Optimistic locking on cron storage —
store_last_cron_execution()uses compare-and-swap to prevent the same cron from firing twice.Trigger run claims —
claim_trigger_run()atomically claims execution rights for each trigger context.
Event and status triggers also process here — besides cron conditions, the loop processes valid conditions from task status changes, results, exceptions, and custom events that were recorded since the last iteration.
See also
Trigger System — guide to creating triggers
Configuration System — full configuration reference
Runners — runner types and their execution models
Registering Core Tasks¶
Core tasks are defined in pynenc/core_tasks.py using a CoreTaskRegistry decorator.

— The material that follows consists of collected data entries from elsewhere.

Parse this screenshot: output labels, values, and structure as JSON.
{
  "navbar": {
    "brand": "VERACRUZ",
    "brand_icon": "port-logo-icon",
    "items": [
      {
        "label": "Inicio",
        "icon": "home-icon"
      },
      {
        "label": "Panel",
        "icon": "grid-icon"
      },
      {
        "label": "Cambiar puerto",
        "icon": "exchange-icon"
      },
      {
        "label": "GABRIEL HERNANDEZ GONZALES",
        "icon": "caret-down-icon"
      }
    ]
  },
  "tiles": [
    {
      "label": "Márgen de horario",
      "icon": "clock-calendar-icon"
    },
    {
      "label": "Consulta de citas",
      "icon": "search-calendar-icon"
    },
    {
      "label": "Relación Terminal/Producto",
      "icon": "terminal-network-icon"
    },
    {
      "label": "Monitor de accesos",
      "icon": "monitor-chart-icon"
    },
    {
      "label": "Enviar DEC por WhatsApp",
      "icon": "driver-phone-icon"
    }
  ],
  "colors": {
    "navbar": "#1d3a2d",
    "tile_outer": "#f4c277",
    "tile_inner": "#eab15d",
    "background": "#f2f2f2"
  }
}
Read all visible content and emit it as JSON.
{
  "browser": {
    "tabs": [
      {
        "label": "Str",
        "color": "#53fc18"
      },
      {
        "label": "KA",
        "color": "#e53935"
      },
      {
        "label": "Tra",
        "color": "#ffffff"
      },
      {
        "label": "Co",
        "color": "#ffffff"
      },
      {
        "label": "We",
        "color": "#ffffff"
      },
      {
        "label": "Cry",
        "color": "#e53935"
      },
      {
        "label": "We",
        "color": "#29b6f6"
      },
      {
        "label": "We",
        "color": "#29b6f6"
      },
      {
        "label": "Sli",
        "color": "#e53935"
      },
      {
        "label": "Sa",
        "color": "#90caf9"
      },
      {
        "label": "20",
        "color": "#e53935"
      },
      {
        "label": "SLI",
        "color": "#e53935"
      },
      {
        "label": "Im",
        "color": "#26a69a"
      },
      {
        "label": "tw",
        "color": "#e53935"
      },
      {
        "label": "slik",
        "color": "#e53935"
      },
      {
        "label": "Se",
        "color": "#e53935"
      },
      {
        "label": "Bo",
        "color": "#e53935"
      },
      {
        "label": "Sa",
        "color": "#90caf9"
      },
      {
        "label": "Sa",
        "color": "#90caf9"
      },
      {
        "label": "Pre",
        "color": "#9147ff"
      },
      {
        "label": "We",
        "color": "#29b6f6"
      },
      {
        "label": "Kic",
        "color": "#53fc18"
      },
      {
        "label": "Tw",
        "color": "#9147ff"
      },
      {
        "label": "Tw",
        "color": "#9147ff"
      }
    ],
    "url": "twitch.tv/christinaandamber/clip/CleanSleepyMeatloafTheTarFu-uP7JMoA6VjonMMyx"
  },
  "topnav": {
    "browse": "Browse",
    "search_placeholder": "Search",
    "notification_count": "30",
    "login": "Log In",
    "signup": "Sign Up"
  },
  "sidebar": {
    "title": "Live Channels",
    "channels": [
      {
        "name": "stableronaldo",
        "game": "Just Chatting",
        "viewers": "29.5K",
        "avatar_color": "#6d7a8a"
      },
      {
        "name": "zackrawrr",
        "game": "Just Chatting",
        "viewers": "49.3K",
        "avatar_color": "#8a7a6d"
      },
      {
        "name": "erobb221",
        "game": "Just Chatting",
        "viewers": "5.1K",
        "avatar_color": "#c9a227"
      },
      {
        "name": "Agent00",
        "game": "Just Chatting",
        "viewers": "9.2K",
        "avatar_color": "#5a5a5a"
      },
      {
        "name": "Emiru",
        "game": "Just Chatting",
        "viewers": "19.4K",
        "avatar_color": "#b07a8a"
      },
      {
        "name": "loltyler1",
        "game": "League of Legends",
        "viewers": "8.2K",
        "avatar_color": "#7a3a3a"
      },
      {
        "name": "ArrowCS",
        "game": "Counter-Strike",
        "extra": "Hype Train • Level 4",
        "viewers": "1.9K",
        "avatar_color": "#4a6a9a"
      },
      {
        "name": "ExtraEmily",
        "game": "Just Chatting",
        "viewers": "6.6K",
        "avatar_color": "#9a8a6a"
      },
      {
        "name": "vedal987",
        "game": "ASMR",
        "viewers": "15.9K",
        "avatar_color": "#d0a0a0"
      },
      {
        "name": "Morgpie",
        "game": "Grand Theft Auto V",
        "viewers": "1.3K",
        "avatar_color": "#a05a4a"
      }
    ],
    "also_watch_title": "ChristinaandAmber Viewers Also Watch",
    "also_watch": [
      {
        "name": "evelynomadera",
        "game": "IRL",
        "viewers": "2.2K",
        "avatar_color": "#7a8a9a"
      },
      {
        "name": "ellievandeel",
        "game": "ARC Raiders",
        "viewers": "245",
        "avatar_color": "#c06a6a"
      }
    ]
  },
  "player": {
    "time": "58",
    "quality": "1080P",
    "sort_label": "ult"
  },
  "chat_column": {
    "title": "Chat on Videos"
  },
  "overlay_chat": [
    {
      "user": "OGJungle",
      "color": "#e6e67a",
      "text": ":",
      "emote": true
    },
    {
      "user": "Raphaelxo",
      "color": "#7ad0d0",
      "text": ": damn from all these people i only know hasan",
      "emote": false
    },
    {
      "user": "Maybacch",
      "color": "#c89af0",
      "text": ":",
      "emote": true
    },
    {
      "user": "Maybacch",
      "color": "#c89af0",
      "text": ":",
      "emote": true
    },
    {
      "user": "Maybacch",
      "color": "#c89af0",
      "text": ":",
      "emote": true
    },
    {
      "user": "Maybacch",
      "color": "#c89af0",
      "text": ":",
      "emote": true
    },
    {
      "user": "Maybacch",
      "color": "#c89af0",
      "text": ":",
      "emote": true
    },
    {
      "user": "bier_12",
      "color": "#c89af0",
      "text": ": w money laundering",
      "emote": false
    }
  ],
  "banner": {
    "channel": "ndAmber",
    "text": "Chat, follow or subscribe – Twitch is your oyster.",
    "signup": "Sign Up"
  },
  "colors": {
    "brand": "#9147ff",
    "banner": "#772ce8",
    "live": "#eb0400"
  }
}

When a runner starts, the registration flow is:
Runner.on_start()
└── init_trigger_tasks_modules()
├── Import modules listed in conf.trigger_task_modules
├── app.register_core_tasks()
│ └── Resolve config_cron → cron expression from config
│ Create Task with triggers=[on_cron(cron_value)]
└── app.register_deferred_triggers()
└── Register trigger definitions with the trigger backend
This design means core tasks require no special execution path — they are registered, triggered, routed, and executed through the exact same infrastructure as any user-defined task.